Ruben Amorim saiu do Manchester United em conflito com Jason Wilcox, diretor de futebol - Foto: Imago
Ruben Amorim saiu do Manchester United em conflito com Jason Wilcox, diretor de futebol - Foto: Imago

Os treinadores e os fantasmas

'JAM sessions' é o espaço de opinião semanal de João Almeida Moreira, correspondente de A BOLA no Brasil

No mercado de verão no Brasil, mais conhecido como janela de inverno na Europa, o atacante Gabigol está a caminho do Santos, Marlon Freitas trocou o Botafogo pelo Palmeiras e Arana foi contratado pelo Fluminense ao Atlético Mineiro.

Além disso, os treinadores Martín Anselmi e Luís Castro foram contratados para os bancos de Botafogo e Grêmio, respetivamente.

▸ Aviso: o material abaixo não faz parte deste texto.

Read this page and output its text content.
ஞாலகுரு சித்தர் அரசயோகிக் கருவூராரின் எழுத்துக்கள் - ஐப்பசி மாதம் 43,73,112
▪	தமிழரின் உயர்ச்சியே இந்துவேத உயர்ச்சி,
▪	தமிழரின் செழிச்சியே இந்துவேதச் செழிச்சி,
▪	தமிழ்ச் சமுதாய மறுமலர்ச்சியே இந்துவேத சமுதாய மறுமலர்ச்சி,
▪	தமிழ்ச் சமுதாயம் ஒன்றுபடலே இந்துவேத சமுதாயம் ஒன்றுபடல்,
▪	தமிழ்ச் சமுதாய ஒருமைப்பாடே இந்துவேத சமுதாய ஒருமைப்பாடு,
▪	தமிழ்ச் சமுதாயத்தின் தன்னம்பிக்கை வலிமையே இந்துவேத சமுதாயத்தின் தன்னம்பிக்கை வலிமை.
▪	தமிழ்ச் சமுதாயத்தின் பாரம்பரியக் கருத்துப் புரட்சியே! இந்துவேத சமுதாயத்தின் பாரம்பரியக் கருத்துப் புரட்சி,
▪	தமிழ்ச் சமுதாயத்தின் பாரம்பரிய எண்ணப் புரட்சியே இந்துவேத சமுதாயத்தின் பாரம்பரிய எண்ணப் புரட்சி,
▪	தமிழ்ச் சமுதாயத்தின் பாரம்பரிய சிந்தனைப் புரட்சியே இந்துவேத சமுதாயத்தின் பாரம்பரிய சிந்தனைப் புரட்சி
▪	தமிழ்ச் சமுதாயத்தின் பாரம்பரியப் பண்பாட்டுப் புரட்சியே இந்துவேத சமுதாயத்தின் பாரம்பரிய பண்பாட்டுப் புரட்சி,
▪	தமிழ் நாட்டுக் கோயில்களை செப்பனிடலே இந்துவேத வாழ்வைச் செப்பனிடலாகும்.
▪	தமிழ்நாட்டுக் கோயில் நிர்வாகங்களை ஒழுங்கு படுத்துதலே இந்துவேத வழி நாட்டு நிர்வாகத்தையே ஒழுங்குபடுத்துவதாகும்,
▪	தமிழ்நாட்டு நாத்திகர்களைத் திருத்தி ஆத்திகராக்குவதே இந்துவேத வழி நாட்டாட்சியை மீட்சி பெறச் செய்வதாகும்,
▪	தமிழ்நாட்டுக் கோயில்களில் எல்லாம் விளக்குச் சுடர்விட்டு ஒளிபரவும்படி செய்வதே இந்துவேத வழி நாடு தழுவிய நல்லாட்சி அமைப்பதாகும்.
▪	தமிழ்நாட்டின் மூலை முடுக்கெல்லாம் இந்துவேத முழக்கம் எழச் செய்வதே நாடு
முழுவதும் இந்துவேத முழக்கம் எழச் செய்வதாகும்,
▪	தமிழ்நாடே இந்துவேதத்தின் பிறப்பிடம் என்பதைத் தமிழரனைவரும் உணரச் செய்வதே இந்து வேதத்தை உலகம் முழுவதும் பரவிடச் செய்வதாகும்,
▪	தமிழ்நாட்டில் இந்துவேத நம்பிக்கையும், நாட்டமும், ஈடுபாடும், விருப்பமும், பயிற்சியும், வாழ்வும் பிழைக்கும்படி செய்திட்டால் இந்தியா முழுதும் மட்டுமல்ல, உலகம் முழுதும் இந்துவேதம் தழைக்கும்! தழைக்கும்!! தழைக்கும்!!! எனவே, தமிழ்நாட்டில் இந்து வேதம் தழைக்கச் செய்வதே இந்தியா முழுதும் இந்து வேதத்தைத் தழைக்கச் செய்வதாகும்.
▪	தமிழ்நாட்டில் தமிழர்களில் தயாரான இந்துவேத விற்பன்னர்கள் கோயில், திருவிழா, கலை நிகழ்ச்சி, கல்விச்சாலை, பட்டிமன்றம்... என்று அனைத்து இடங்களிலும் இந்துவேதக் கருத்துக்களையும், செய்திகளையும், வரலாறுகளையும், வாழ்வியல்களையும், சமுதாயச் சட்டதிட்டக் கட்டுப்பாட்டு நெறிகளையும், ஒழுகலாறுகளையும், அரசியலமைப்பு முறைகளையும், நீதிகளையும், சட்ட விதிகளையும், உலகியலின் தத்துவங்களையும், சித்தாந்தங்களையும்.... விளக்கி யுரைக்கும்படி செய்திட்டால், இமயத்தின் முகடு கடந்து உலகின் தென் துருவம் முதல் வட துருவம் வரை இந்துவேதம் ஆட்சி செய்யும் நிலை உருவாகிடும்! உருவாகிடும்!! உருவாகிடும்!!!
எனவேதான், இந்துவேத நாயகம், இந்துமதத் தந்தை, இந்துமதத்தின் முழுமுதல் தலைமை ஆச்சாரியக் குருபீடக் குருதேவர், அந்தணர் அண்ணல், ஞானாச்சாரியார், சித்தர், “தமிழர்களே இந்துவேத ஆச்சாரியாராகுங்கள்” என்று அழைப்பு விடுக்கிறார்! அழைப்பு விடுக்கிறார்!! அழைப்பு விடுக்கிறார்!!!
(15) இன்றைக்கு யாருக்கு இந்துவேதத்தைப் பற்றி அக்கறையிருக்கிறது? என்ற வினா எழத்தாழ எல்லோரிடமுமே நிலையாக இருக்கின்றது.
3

Porém, as grandes novidades do mercado não são essas.

São a chegada de Bruno Spindel, ex-dirigente do Flamengo, à direção do futebol do Cruzeiro para substituir Paulo Pelaipe, depois de ter sido dado como certo no Corinthians.

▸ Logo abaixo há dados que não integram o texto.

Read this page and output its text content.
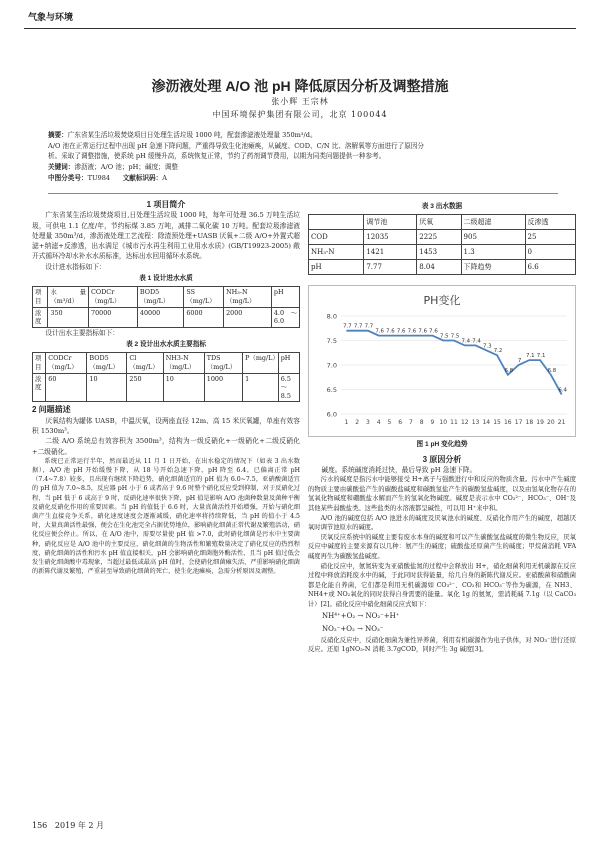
气象与环境
渗沥液处理 A/O 池 pH 降低原因分析及调整措施
张小辉 王宗林
中国环境保护集团有限公司，北京 100044
摘要：广东省某生活垃圾焚烧项目日处理生活垃圾 1000 吨，配套渗滤液处理量 350m³/d。
A/O 池在正常运行过程中出现 pH 急速下降问题，严重得导致生化池瘫痪，从碱度、COD、C/N 比、溶解氧等方面进行了原因分
析。采取了调整措施，使系统 pH 缓慢升高，系统恢复正常，节约了药剂调节费用，以期为同类问题提供一种参考。
关键词：渗沥液；A/O 池；pH；碱度；调整
中图分类号：TU984 文献标识码：A
1 项目简介

广东省某生活垃圾焚烧项目,日处理生活垃圾 1000 吨，每年可处理 36.5 万吨生活垃圾，可供电 1.1 亿度/年，节约标煤 3.85 万吨，减排二氧化碳 10 万吨。配套垃圾渗滤液处理量 350m³/d，渗沥液处理工艺流程：除渣预处理+UASB 厌氧+二级 A/O+外置式超滤+纳滤+反渗透，出水满足《城市污水再生利用工业用水水质》(GB/T19923-2005) 敞开式循环冷却水补水水质标准，达标出水回用循环水系统。

设计进水指标如下：

表 1 设计进水水质
项目	水量（m³/d）	CODCr（mg/L）	BOD5（mg/L）	SS（mg/L）	NH₃-N（mg/L）	pH
浓度	350	70000	40000	6000	2000	4.0 ～ 6.0

设计出水主要指标如下：

表 2 设计出水水质主要指标
项目	CODCr（mg/L）	BOD5（mg/L）	Cl（mg/L）	NH3-N（mg/L）	TDS（mg/L）	P（mg/L）	pH
浓度	60	10	250	10	1000	1	6.5 ～ 8.5
2 问题描述

厌氧结构为罐体 UASB，中温厌氧，设两座直径 12m、高 15 米厌氧罐，单座有效容积 1530m³。

二级 A/O 系统总有效容积为 3500m³，结构为一级反硝化+一级硝化+二级反硝化+二级硝化。

系统已正常运行半年，然而最近从 11 月 1 日开始，在出水稳定的情况下（如表 3 出水数据），A/O 池 pH 开始缓慢下降，从 18 号开始急速下降，pH 降至 6.4，已偏离正常 pH（7.4~7.8）较多，且出现有继续下降趋势，硝化细菌适宜的 pH 值为 6.0~7.5，亚硝酸菌适宜的 pH 值为 7.0~8.5，反应器 pH 小于 6 或者高于 9.6 时整个硝化反应受到抑制，对于反硝化过程，当 pH 低于 6 或高于 9 时，反硝化速率很快下降，pH 值是影响 A/O 池菌种数量及菌种平衡及硝化反硝化作用的重要因素。当 pH 的值低于 6.6 时，大量真菌活性开始增强，开始与硝化细菌产生直接竞争关系，硝化速度速度会逐渐减缓，硝化速率将持续降低，当 pH 的值小于 4.5 时，大量真菌活性最强，便会在生化池完全占据优势地位，影响硝化细菌正常代谢及繁殖活动，硝化反应便会停止。所以，在 A/O 池中，需要尽量使 pH 值 >7.0，此时硝化细菌是污水中主要菌种，硝化反应是 A/O 池中的主要反应，硝化细菌的生物活性和繁殖数量决定了硝化反应的热烈程度，硝化细菌的活性和污水 pH 值直接相关，pH 会影响硝化细菌胞外酶活性，且当 pH 值过低会发生硝化细菌酸中毒现象，当超过最低或最高 pH 值时，会使硝化细菌瘫失活，严重影响硝化细菌的新陈代谢及繁殖，严重甚至导致硝化细菌的死亡，使生化池瘫痪，急需分析原因及调整。

表 3 出水数据
	调节池	厌氧	二级超滤	反渗透
COD	12035	2225	905	25
NH₃-N	1421	1453	1.3	0
pH	7.77	8.04	下降趋势	6.6
PH变化
8.0
7.5
7.0
6.5
6.0
1 2 3 4 5 6 7 8 9 10 11 12 13 14 15 16 17 18 19 20 21
7.7 7.7 7.7
7.6 7.6 7.6 7.6 7.6 7.6
7.5 7.5
7.4 7.4
7.3
7.2
6.8
7
7.1 7.1
6.8
6.4
图 1 pH 变化趋势
3 原因分析

碱度。系统碱度消耗过快，最后导致 pH 急速下降。

污水的碱度是指污水中能够接受 H+离子与强酸进行中和反应的物质含量。污水中产生碱度的物质主要由碳酸盐产生的碳酸盐碱度和碳酸氢盐产生的碳酸氢盐碱度，以及由氢氧化物存在的氢氧化物碱度和硼酸盐水解而产生的氢氧化物碱度。碱度是表示水中 CO₃²⁻、HCO₃⁻、OH⁻及其他某些弱酸盐类。这些盐类的水溶液都呈碱性，可以用 H⁺来中和。

A/O 池的碱度包括 A/O 池进水的碱度及厌氧池水的碱度、反硝化作用产生的碱度，超越厌氧时调节池原水的碱度。

厌氧反应系统中的碱度主要有废水本身的碱度和可以产生碳酸氢盐碱度的微生物反应，厌氧反应中碱度的主要来源有以几种：氨产生的碱度；硫酸盐还原菌产生的碱度；甲烷菌消耗 VFA 碱度再生为碳酸氢盐碱度。

硝化反应中，氨氮转变为亚硝酸盐氮的过程中会释放出 H+，硝化细菌利用无机碳源在反应过程中释放消耗废水中的碱，于此同时获得能量，给几自身的新陈代谢反应。亚硝酸菌和硝酸菌都是化能自养菌，它们都是利用无机碳源如 CO₃²⁻、CO₂和 HCO₃⁻等作为碳源，在 NH3、NH4+或 NO₂氧化的同时获得自身需要的能量。氧化 1g 的氨氮，需消耗碱 7.1g（以 CaCO₃计）[2]。硝化反应中硝化细菌反应式如下：

NH⁴⁺+O₂ → NO₂⁻+H⁺
NO₂⁻+O₂ → NO₃⁻

反硝化反应中，反硝化细菌为兼性异养菌，利用有机碳源作为电子供体，对 NO₃⁻进行还原反应。还原 1gNO₃-N 消耗 3.7gCOD，同时产生 3g 碱度[3]。

156 2019 年 2 月
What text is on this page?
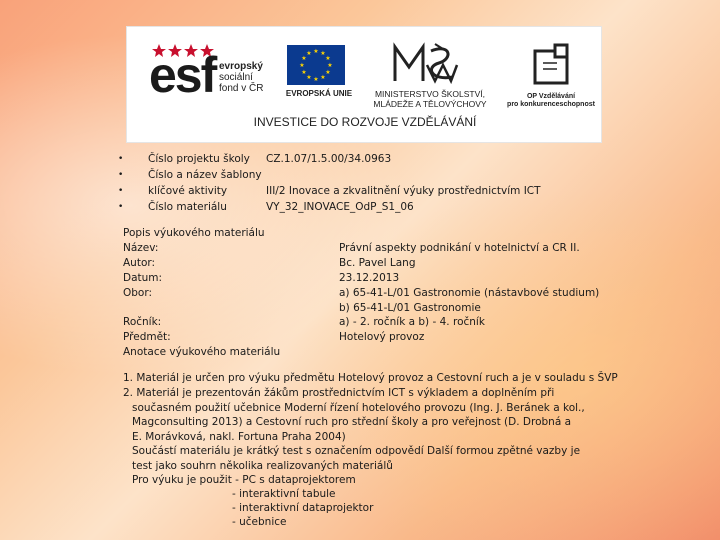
esf evropský
sociální
fond v ČR
★ ★
★
★
★
★
★
★
★
★
★
★
EVROPSKÁ UNIE	MINISTERSTVO ŠKOLSTVÍ,
MLÁDEŽE A TĚLOVÝCHOVY
OP Vzdělávání
pro konkurenceschopnost
INVESTICE DO ROZVOJE VZDĚLÁVÁNÍ
• Číslo projektu školy CZ.1.07/1.5.00/34.0963
• Číslo a název šablony
• klíčové aktivity	III/2 Inovace a zkvalitnění výuky prostřednictvím ICT
• Číslo materiálu	VY_32_INOVACE_OdP_S1_06
Popis výukového materiálu
Název:	Právní aspekty podnikání v hotelnictví a CR II.
Autor:	Bc. Pavel Lang
Datum:	23.12.2013
Obor:	a) 65-41-L/01 Gastronomie (nástavbové studium)
b) 65-41-L/01 Gastronomie
Ročník:	a) - 2. ročník a b) - 4. ročník
Předmět:	Hotelový provoz
Anotace výukového materiálu
1. Materiál je určen pro výuku předmětu Hotelový provoz a Cestovní ruch a je v souladu s ŠVP
2. Materiál je prezentován žákům prostřednictvím ICT s výkladem a doplněním při
současném použití učebnice Moderní řízení hotelového provozu (Ing. J. Beránek a kol.,
Magconsulting 2013) a Cestovní ruch pro střední školy a pro veřejnost (D. Drobná a
E. Morávková, nakl. Fortuna Praha 2004)
Součástí materiálu je krátký test s označením odpovědí Další formou zpětné vazby je
test jako souhrn několika realizovaných materiálů
Pro výuku je použit - PC s dataprojektorem
- interaktivní tabule
- interaktivní dataprojektor
- učebnice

E a contratação de Marcelo Paz, ex-CEO do Fortaleza, pelo timão. «Agradeço ao presidente esta oportunidade, tenho a certeza de que com a força do elenco, da equipa técnica e da fiel torcida entregaremos trabalho de excelência», disse o reforço.

Do clube paulista saiu, entretanto, Fabinho Soldado, novo diretor de futebol do Internacional.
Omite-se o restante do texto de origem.